France | France, Conseil d'État, 1ère / 6ème ssr, 16 mars 2015, 372875


Vu la procédure suivante :

Par une requête, un mémoire en réplique et un nouveau mémoire, enregistrés les 18 octobre 2013, 22 avril 2014 et 4 février 2015 au secrétariat du contentieux du Conseil d'Etat, la Fédération nationale des syndicats des salariés des mines et de l'énergie-CGT (FNME-CGT), agissant en exécution d'une ordonnance du 30 octobre 2012 du juge de la mise en état du tribunal de grande instance de Paris, demande au Conseil d'Etat :

1°) d'interpréter l'article 14 § 6 du statut national du personnel des industries électriques et gazières approuvé

par le décret n° 46-1541 du 22 juin 1946 comme impliquant le versement aux agen...
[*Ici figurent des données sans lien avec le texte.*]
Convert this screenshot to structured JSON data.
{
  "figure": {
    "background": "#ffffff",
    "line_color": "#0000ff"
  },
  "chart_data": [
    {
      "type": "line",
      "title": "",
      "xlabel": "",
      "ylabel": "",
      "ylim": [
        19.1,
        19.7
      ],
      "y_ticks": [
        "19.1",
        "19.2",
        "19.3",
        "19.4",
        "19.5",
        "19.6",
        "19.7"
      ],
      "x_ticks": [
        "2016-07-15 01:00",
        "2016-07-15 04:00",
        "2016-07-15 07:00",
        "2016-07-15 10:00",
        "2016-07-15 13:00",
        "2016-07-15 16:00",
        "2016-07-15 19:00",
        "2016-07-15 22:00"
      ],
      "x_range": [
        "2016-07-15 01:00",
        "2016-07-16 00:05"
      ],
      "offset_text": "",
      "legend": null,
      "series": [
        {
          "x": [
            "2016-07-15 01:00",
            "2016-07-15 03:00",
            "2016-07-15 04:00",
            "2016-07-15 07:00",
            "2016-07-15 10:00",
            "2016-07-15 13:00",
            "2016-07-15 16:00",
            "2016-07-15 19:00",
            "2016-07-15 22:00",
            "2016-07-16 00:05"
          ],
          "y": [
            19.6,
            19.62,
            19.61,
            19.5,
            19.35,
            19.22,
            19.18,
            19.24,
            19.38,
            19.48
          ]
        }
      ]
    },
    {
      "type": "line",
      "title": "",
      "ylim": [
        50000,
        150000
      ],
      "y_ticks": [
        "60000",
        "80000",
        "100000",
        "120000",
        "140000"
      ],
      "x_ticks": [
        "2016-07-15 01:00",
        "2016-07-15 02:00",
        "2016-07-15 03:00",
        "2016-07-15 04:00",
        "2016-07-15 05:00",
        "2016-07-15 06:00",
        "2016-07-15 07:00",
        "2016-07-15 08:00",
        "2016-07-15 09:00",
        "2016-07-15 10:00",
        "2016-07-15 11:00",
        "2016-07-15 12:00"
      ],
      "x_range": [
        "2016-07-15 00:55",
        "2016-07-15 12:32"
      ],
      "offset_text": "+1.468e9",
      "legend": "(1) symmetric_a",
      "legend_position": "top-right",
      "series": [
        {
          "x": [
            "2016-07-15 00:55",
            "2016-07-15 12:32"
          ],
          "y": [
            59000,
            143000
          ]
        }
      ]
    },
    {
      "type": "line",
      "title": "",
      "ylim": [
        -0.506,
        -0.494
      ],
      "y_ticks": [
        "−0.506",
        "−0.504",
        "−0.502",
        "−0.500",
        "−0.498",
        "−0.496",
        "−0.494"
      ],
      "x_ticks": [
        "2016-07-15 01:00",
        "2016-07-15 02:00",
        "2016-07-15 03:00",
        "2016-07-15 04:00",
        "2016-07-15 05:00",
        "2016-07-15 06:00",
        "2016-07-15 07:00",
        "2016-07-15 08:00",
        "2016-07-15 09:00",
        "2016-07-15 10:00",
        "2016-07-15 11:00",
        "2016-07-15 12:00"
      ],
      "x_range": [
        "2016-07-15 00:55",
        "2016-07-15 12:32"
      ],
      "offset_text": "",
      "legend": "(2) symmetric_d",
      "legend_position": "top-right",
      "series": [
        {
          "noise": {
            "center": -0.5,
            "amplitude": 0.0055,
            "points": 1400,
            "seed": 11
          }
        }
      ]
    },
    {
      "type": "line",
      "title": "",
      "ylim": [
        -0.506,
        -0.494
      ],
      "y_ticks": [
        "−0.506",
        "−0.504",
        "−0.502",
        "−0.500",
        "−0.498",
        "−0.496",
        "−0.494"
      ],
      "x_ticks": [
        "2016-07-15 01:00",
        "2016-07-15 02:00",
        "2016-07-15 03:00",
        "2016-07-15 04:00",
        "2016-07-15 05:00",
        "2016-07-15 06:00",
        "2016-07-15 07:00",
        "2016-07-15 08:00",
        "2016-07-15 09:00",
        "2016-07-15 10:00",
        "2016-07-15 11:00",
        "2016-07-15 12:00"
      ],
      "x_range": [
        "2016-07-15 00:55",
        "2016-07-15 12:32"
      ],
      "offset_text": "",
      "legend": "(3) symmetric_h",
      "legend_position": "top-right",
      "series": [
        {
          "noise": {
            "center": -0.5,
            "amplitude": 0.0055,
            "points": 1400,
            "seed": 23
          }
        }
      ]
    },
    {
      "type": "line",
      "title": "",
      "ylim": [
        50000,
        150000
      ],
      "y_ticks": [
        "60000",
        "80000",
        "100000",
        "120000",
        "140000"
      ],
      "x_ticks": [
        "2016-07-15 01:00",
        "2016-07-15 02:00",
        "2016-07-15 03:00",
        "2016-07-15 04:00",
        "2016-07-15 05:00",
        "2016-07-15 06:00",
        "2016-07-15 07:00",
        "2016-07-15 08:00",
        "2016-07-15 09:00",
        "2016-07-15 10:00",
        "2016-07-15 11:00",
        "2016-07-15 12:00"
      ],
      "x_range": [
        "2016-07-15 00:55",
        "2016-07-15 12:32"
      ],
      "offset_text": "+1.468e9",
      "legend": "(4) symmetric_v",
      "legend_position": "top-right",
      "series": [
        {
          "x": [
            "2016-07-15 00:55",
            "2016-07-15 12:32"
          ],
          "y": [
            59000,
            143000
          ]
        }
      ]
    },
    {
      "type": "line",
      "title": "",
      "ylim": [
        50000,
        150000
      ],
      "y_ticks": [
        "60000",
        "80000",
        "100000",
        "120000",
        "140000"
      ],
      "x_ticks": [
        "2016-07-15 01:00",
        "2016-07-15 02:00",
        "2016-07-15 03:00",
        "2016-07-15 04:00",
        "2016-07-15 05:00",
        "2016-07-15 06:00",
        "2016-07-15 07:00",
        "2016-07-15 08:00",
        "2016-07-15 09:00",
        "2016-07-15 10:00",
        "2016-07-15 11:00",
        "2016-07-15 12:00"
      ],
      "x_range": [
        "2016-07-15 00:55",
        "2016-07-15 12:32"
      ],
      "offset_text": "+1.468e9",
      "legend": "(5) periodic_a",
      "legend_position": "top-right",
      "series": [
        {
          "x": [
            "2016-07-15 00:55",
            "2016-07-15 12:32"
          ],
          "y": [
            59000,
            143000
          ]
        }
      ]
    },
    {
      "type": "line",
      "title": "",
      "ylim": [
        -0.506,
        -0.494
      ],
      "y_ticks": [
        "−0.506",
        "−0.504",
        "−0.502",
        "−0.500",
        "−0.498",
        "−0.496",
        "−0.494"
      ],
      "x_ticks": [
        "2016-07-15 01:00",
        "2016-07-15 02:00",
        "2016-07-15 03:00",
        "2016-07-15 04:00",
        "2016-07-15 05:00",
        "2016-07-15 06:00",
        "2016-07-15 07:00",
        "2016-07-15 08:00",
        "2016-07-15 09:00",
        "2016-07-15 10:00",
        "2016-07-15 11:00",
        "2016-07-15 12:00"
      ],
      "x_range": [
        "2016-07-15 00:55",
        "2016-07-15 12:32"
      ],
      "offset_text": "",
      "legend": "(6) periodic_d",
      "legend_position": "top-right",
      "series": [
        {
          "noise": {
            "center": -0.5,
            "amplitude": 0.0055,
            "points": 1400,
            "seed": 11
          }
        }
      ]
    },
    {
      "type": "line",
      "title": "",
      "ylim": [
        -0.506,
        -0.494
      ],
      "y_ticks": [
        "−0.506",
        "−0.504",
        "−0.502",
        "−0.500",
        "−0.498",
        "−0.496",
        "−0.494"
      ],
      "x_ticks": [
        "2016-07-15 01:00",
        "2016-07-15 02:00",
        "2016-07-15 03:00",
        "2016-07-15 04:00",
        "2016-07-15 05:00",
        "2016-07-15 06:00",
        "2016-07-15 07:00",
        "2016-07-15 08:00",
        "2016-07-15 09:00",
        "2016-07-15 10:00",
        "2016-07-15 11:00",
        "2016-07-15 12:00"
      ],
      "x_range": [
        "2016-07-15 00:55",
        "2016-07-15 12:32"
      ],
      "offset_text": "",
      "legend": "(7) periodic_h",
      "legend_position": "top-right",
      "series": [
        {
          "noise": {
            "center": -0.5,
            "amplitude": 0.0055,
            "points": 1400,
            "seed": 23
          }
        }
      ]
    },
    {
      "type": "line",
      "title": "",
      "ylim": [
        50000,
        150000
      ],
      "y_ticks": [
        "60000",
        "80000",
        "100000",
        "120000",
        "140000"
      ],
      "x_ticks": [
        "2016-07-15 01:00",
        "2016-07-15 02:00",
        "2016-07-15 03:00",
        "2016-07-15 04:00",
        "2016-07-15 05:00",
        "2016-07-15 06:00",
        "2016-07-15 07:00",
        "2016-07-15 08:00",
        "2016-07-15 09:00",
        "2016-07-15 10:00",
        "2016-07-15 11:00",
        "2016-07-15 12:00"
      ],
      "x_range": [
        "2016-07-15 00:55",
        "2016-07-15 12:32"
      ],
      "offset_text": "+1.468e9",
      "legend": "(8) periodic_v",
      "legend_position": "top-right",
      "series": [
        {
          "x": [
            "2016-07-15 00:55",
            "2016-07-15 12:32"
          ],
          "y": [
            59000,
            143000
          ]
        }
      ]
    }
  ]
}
Vu la procédure suivante :

Par une requête, un mémoire en réplique et un nouveau mémoire, enregistrés les 18 octobre 2013, 22 avril 2014 et 4 février 2015 au secrétariat du contentieux du Conseil d'Etat, la Fédération nationale des syndicats des salariés des mines et de l'énergie-CGT (FNME-CGT), agissant en exécution d'une ordonnance du 30 octobre 2012 du juge de la mise en état du tribunal de grande instance de Paris, demande au Conseil d'Etat :

1°) d'interpréter l'article 14 § 6 du statut national du personnel des industries électriques et gazières approuvé par le décret n° 46-1541 du 22 juin 1946 comme impliquant le versement aux agents affectés dans les départements d'outre-mer d'une indemnité équivalente à celle que perçoivent les fonctionnaires de l'Etat, constituée par la majoration de traitement, le complément temporaire à la majoration de traitement et, le cas échéant, l'indice de correction ;

2°) d'apprécier la légalité des dispositions du paragraphe 212 de la circulaire Pers n° 684 du 28 juin 1976 des directeurs généraux des sociétés Electricité de France et Gaz de France relative à la nationalisation de l'électricité dans les départements d'outre-mer - intégration du personnel dans celui d'Electricité de France, en ce qu'il ne prévoit pas le versement aux agents en service dans les départements d'outre-mer de l'intégralité des compléments de rémunération perçus par les fonctionnaires de l'Etat y étant affectés ;

3°) de mettre à la charge de la société Electricité de France la somme de 5 000 euros au titre de l'article L. 761-1 du code de justice administrative.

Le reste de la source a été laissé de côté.